As many Florida residents may know, setting up an estate plan may be way for an individual to direct asset allocation after they die. With changes in estate tax limits, individuals are able to create an estate plan that is broader, incorporates beneficiaries who are not family members and charities that are important during the grantor’s life.
In the past, an estate plan was grounded in the way an individual might bequeath assets without beneficiaries incurring huge estate taxes. The asset limit on estate taxes has changed, making the allocation of assets during estate planning open to diversification, allowing the process of choosing how assets are dispersed to evolve.
For example, typically, family members are often the recipients of the grantor’s assets. However, there are situations where other individuals, such as an unmarried partner or an aide, are an important part of the grantor’s life. In that case, the grantor may wish to leave a portion of the estate to that person.

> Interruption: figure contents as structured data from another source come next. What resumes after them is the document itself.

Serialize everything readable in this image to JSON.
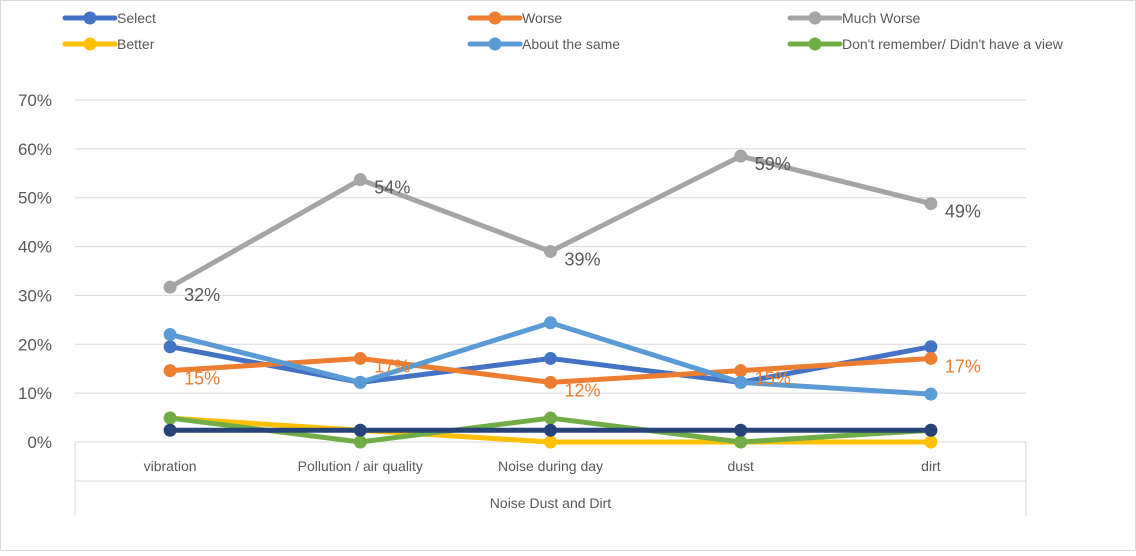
{
  "chart_data": {
    "type": "line",
    "categories": [
      "vibration",
      "Pollution / air quality",
      "Noise during day",
      "dust",
      "dirt"
    ],
    "xlabel": "Noise Dust  and Dirt",
    "ylim": [
      0,
      0.7
    ],
    "yticks": [
      "0%",
      "10%",
      "20%",
      "30%",
      "40%",
      "50%",
      "60%",
      "70%"
    ],
    "grid": true,
    "legend_position": "top",
    "series": [
      {
        "name": "Select",
        "color": "#4472c4",
        "values": [
          0.195,
          0.122,
          0.171,
          0.122,
          0.195
        ],
        "labels": []
      },
      {
        "name": "Worse",
        "color": "#ed7d31",
        "values": [
          0.146,
          0.171,
          0.122,
          0.146,
          0.171
        ],
        "labels": [
          "15%",
          "17%",
          "12%",
          "15%",
          "17%"
        ]
      },
      {
        "name": "Much Worse",
        "color": "#a5a5a5",
        "values": [
          0.317,
          0.537,
          0.39,
          0.585,
          0.488
        ],
        "labels": [
          "32%",
          "54%",
          "39%",
          "59%",
          "49%"
        ]
      },
      {
        "name": "Better",
        "color": "#ffc000",
        "values": [
          0.049,
          0.024,
          0.0,
          0.0,
          0.0
        ],
        "labels": []
      },
      {
        "name": "About the same",
        "color": "#5b9bd5",
        "values": [
          0.22,
          0.122,
          0.244,
          0.122,
          0.098
        ],
        "labels": []
      },
      {
        "name": "Don't remember/ Didn't have a view",
        "color": "#70ad47",
        "values": [
          0.049,
          0.0,
          0.049,
          0.0,
          0.024
        ],
        "labels": []
      },
      {
        "name": "",
        "color": "#264478",
        "values": [
          0.024,
          0.024,
          0.024,
          0.024,
          0.024
        ],
        "labels": []
      }
    ]
  }
}
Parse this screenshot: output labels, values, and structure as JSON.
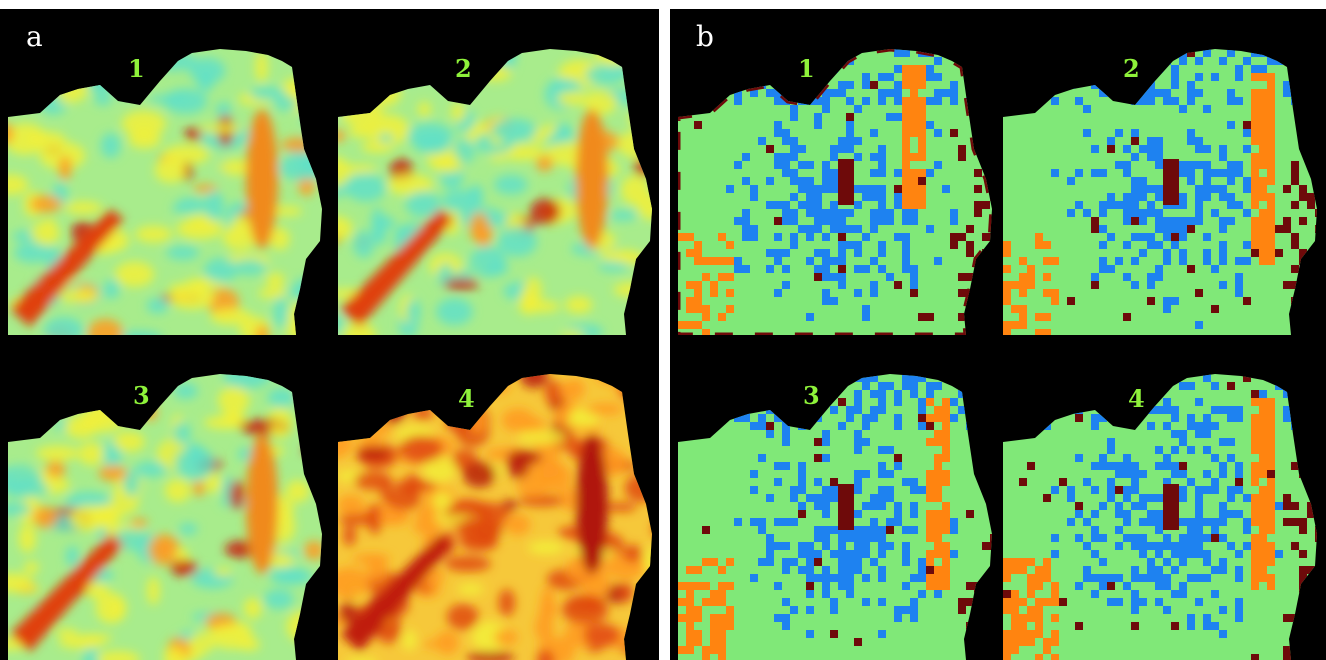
{
  "figure": {
    "panels": [
      {
        "id": "a",
        "letter": "a",
        "letter_color": "#ffffff",
        "label_color": "#8ef23a",
        "sublabels": [
          "1",
          "2",
          "3",
          "4"
        ],
        "colormap": "jet",
        "description_colors": {
          "low": "#60e0c8",
          "mid": "#f2f03a",
          "high": "#c81e0a"
        }
      },
      {
        "id": "b",
        "letter": "b",
        "letter_color": "#ffffff",
        "label_color": "#8ef23a",
        "sublabels": [
          "1",
          "2",
          "3",
          "4"
        ],
        "colormap": "clusters",
        "class_colors": [
          "#80e878",
          "#1e82f0",
          "#ff8410",
          "#6e0a0a"
        ]
      }
    ]
  }
}
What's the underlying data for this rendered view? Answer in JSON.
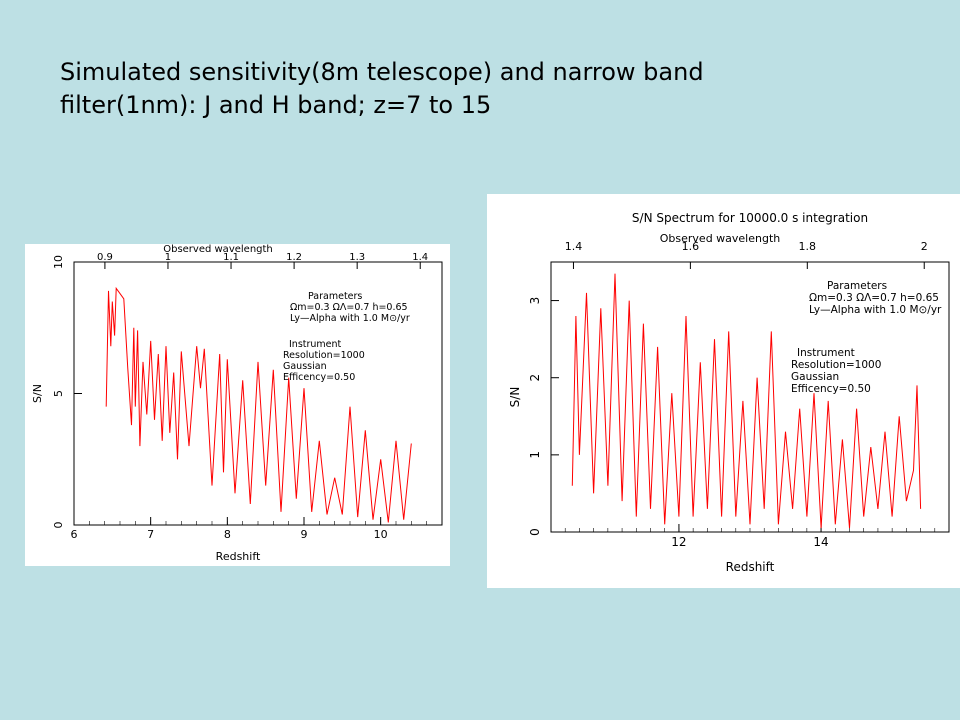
{
  "slide": {
    "title_line1": "Simulated sensitivity(8m telescope) and narrow band",
    "title_line2": "filter(1nm): J and H band; z=7 to 15"
  },
  "colors": {
    "background": "#bde0e4",
    "curve": "#ff0000",
    "panel": "#ffffff"
  },
  "chart_data": [
    {
      "type": "line",
      "title": "",
      "xlabel": "Redshift",
      "ylabel": "S/N",
      "top_axis_label": "Observed wavelength",
      "xlim": [
        6,
        10.8
      ],
      "ylim": [
        0,
        10
      ],
      "x_ticks": [
        6,
        7,
        8,
        9,
        10
      ],
      "y_ticks": [
        0,
        5,
        10
      ],
      "top_ticks": [
        0.9,
        1,
        1.1,
        1.2,
        1.3,
        1.4
      ],
      "grid": false,
      "legend": "none",
      "parameters_text": [
        "Parameters",
        "Ωm=0.3 ΩΛ=0.7 h=0.65",
        "Ly—Alpha with 1.0 M⊙/yr"
      ],
      "instrument_text": [
        "Instrument",
        "Resolution=1000",
        "Gaussian",
        "Efficency=0.50"
      ],
      "series": [
        {
          "x": [
            6.42,
            6.45,
            6.48,
            6.5,
            6.53,
            6.55,
            6.6,
            6.65,
            6.7,
            6.75,
            6.78,
            6.8,
            6.83,
            6.86,
            6.9,
            6.95,
            7.0,
            7.05,
            7.1,
            7.15,
            7.2,
            7.25,
            7.3,
            7.35,
            7.4,
            7.5,
            7.6,
            7.65,
            7.7,
            7.8,
            7.9,
            7.95,
            8.0,
            8.1,
            8.2,
            8.3,
            8.4,
            8.5,
            8.6,
            8.7,
            8.8,
            8.9,
            9.0,
            9.1,
            9.2,
            9.3,
            9.4,
            9.5,
            9.6,
            9.7,
            9.8,
            9.9,
            10.0,
            10.1,
            10.2,
            10.3,
            10.4
          ],
          "y": [
            4.5,
            8.9,
            6.8,
            8.5,
            7.2,
            9.0,
            8.8,
            8.6,
            6.0,
            3.8,
            7.5,
            4.5,
            7.4,
            3.0,
            6.2,
            4.2,
            7.0,
            4.0,
            6.5,
            3.2,
            6.8,
            3.5,
            5.8,
            2.5,
            6.6,
            3.0,
            6.8,
            5.2,
            6.7,
            1.5,
            6.5,
            2.0,
            6.3,
            1.2,
            5.5,
            0.8,
            6.2,
            1.5,
            5.9,
            0.5,
            5.6,
            1.0,
            5.2,
            0.5,
            3.2,
            0.4,
            1.8,
            0.4,
            4.5,
            0.3,
            3.6,
            0.2,
            2.5,
            0.1,
            3.2,
            0.2,
            3.1
          ]
        }
      ]
    },
    {
      "type": "line",
      "title": "S/N Spectrum for 10000.0 s integration",
      "xlabel": "Redshift",
      "ylabel": "S/N",
      "top_axis_label": "Observed wavelength",
      "xlim": [
        10.2,
        15.8
      ],
      "ylim": [
        0,
        3.5
      ],
      "x_ticks": [
        12,
        14
      ],
      "y_ticks": [
        0,
        1,
        2,
        3
      ],
      "top_ticks": [
        1.4,
        1.6,
        1.8,
        2
      ],
      "grid": false,
      "legend": "none",
      "parameters_text": [
        "Parameters",
        "Ωm=0.3 ΩΛ=0.7 h=0.65",
        "Ly—Alpha with 1.0 M⊙/yr"
      ],
      "instrument_text": [
        "Instrument",
        "Resolution=1000",
        "Gaussian",
        "Efficency=0.50"
      ],
      "series": [
        {
          "x": [
            10.5,
            10.55,
            10.6,
            10.7,
            10.8,
            10.9,
            11.0,
            11.1,
            11.2,
            11.3,
            11.4,
            11.5,
            11.6,
            11.7,
            11.8,
            11.9,
            12.0,
            12.1,
            12.2,
            12.3,
            12.4,
            12.5,
            12.6,
            12.7,
            12.8,
            12.9,
            13.0,
            13.1,
            13.2,
            13.3,
            13.4,
            13.5,
            13.6,
            13.7,
            13.8,
            13.9,
            14.0,
            14.1,
            14.2,
            14.3,
            14.4,
            14.5,
            14.6,
            14.7,
            14.8,
            14.9,
            15.0,
            15.1,
            15.2,
            15.3,
            15.35,
            15.4
          ],
          "y": [
            0.6,
            2.8,
            1.0,
            3.1,
            0.5,
            2.9,
            0.6,
            3.35,
            0.4,
            3.0,
            0.2,
            2.7,
            0.3,
            2.4,
            0.1,
            1.8,
            0.2,
            2.8,
            0.2,
            2.2,
            0.3,
            2.5,
            0.2,
            2.6,
            0.2,
            1.7,
            0.1,
            2.0,
            0.3,
            2.6,
            0.1,
            1.3,
            0.3,
            1.6,
            0.2,
            1.8,
            0.05,
            1.7,
            0.1,
            1.2,
            0.05,
            1.6,
            0.2,
            1.1,
            0.3,
            1.3,
            0.2,
            1.5,
            0.4,
            0.8,
            1.9,
            0.3
          ]
        }
      ]
    }
  ]
}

Some individuals are involved with specific charities or organizations during their lifetime. Making such groups a beneficiary of a portion of one’s estate goes beyond the traditional idea that one’s beneficiaries are limited. In addition, some individuals do not have close family members or none at all, and bequeathing one’s assets to a charity or organization might help the organization during times of limited funding.
Estate planning may be a way for individuals to decide where assets that are accumulated during life will be placed after their passing. However, structuring an estate plan that accomplishes this while keeping in mind the broader choices of beneficiaries that might be available may be a complicated endeavor. An attorney may be able to help provide the tools to accomplish one’s planning goals and help in revisiting an estate plan as the grantor’s interests and life events change.